The Office of the Comptroller of the Currency (OCC), which regulates the financial risks posed by the lending activity of American national banks, has officially reported that banks are expanding sub-prime credit by raising borrowing limits for credit card holders. The new concerns follow an OCC report last June that flagged “problematic” recent high-risk corporate takeovers, car loans through auto dealers, and commercial finance lending.
Since July of 2013, the OCC has been increasingly concerned with relaxed bank lending standards for certain categories of debt as banks compete for new business in a slow growth and low-interest-rate market, seemmingly more willing to cut their profit margins and take more credit risk.
The Federal Reserve’s January survey of senior bank loan officers revealed some large banks have cut lending qualification requirements for jumbo home mortgages eligible for purchase by both Fannie Mae and its smaller cousin Freddie Mac–both “government-sponsored-enterprises” (GSE). The Fed is also concerned that GSEs recently agreed to buy bank-originated home loans with down-payments as low as 3 percent.
Regulators have good reason to be concerned with bank risk-taking. On November 24, 2008, the Federal Home Loan Finance Agency as the independent regulatory agency responsible for the oversight of $5.5 trillion mortgage market operations of Fannie Mae, Freddie Mac and the Federal Home Loan Bank System, was forced to step in as the conservator of Fannie Mae and Freddie Mac to avoid their catastrophic bankruptcies.
The OCC report tracks credit card users in the three FICO categories: those with super-prime credit scores of 760 and above; prime credit scores of 681 to 759; and sub-prime, which covers about 56 percent of American consumers, according to the nonprofit Corporation for Enterprise Development.

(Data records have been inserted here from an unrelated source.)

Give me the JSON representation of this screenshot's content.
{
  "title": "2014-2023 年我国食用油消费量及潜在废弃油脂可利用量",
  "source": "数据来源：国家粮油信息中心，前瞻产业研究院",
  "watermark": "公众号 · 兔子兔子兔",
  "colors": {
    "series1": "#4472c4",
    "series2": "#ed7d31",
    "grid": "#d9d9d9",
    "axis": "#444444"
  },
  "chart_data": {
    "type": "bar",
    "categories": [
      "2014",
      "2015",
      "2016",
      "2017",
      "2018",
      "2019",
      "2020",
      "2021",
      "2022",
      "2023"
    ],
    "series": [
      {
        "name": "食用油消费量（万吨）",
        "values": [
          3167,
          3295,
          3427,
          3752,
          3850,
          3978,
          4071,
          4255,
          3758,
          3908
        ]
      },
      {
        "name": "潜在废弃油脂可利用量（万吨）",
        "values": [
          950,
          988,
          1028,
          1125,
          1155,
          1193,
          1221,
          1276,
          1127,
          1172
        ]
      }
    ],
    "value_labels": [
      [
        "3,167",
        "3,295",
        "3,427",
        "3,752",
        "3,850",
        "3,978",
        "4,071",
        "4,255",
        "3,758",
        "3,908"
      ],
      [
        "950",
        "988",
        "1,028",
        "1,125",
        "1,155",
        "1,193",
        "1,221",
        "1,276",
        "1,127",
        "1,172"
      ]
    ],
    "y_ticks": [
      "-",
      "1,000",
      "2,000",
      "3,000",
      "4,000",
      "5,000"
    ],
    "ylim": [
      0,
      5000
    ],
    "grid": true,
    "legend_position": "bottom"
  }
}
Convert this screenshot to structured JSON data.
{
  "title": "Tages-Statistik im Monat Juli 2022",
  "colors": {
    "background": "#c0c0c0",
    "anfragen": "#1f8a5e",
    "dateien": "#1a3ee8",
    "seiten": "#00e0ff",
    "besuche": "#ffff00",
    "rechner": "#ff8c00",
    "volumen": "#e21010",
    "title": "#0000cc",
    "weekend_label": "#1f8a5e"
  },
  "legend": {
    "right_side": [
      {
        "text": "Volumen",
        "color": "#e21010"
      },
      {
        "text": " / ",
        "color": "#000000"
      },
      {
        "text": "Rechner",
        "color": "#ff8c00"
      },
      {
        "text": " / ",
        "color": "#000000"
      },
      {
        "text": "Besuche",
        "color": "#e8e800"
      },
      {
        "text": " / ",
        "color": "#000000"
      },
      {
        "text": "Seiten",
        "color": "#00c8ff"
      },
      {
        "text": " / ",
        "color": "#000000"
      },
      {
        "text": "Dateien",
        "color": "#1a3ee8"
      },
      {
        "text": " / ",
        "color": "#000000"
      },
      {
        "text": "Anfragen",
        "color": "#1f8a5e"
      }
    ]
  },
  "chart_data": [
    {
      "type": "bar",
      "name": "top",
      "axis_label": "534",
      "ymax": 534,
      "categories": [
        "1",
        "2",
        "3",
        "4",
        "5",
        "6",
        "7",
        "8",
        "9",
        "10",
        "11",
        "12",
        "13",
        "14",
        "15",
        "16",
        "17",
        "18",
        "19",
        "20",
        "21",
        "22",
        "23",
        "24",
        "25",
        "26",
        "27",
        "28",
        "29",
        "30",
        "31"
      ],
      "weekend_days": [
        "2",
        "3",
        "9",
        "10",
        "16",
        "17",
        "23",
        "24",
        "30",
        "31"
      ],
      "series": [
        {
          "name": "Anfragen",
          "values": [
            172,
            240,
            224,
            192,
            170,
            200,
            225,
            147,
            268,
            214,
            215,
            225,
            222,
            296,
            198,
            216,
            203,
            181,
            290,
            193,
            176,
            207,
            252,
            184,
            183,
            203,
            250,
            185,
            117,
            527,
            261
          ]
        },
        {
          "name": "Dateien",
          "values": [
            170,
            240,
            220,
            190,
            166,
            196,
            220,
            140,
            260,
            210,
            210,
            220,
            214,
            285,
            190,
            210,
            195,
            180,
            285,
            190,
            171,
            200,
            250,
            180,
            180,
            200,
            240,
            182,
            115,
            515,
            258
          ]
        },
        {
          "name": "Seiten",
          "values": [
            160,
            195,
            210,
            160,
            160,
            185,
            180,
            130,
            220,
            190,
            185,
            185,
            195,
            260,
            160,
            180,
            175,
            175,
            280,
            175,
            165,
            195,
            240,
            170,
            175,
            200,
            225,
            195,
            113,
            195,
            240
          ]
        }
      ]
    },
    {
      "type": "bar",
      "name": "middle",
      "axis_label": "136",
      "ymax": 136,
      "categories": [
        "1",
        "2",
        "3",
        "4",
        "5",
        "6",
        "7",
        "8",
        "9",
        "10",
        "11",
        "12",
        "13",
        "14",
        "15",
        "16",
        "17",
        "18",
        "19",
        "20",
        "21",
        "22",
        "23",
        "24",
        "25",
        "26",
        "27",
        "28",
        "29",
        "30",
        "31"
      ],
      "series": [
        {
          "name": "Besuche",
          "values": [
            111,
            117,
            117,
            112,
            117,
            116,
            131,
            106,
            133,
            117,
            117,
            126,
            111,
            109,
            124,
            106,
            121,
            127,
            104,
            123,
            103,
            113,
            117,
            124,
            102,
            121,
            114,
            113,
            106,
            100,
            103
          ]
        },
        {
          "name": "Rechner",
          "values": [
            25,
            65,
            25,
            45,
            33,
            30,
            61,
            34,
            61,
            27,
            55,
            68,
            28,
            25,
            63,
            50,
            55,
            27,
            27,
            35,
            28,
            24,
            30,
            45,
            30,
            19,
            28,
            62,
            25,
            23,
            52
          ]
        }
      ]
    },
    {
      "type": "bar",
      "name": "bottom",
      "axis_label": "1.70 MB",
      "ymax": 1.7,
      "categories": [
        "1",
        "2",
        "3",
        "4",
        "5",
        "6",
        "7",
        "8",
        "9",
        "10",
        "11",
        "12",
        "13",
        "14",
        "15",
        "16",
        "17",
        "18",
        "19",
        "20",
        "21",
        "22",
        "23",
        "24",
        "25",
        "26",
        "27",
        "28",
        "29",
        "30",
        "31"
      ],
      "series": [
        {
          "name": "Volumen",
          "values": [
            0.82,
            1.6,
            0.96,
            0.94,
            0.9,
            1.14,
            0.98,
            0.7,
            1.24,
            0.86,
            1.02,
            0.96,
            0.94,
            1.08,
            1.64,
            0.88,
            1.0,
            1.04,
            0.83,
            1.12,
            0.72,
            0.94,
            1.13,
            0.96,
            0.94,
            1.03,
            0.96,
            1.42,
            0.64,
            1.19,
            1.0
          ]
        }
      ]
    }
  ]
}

About 24% of the sub-prime group had requested higher borrowing limits in the last year, the Fed loan officer survey showed, compared with about 14% of the middle group and 6% of the top tier.
Credit card firms approved 61% of the requests from cardholders for higher borrowing limits in an October survey. Just 90 days later, the approval rate jumped to 76 percent.
The biggest increase in approvals of higher limits was for a middle tier of cardholders with credit scores of 681 to 759. These customers, considered prime-quality borrowers, were granted increases about 90% of the time, compared with 70% in October. But subprime customers were approved nearly half the time for a borrowing in February, versus only about a third of the time in October.
Almost 4 in every 10 U.S. consumer loans for automobiles, credit cards and personal loans borrowing was issued to subprime customers during the first 11 months of 2014, according to data compiled for the Wall Street Journal by credit-reporting firm Equifax.
The OCC has expressed concerns that with profits squeezed, banks are easing credit card lending standards due to tighter regulatory scrutiny of corporate takeovers, car loans and commercial finance lending. Banks replied to such concerns by noting that credit standards need to be relaxed across-the-board after years of tight restrictions imposed by regulators following the financial crisis.
Banks report that borrowers with a FICO credit score of less than 650 owed roughly $48,000 on average across all debt obligations, including mortgages, as of October 2014. That figure is substantially down from roughly $55,000 in October 2012 and about $61,000 in October 2008.
“Credit card issuers are feeling a lot better about the economy and their position,” Bill Hardekopf, Chief Executive of LowCards.com, a credit card comparison website told the Los Angeles Times. “They want to generate some new business.”
Banks seem especially interested in expanding profitable cardholder issuance to sub-prime customers that expect and are willing to pay much higher interest rates and additional fees. That attitude concerns the OCC and the Fed, who worry that banks seem to have amnesia regarding how the sub-prime crash drove the crisis.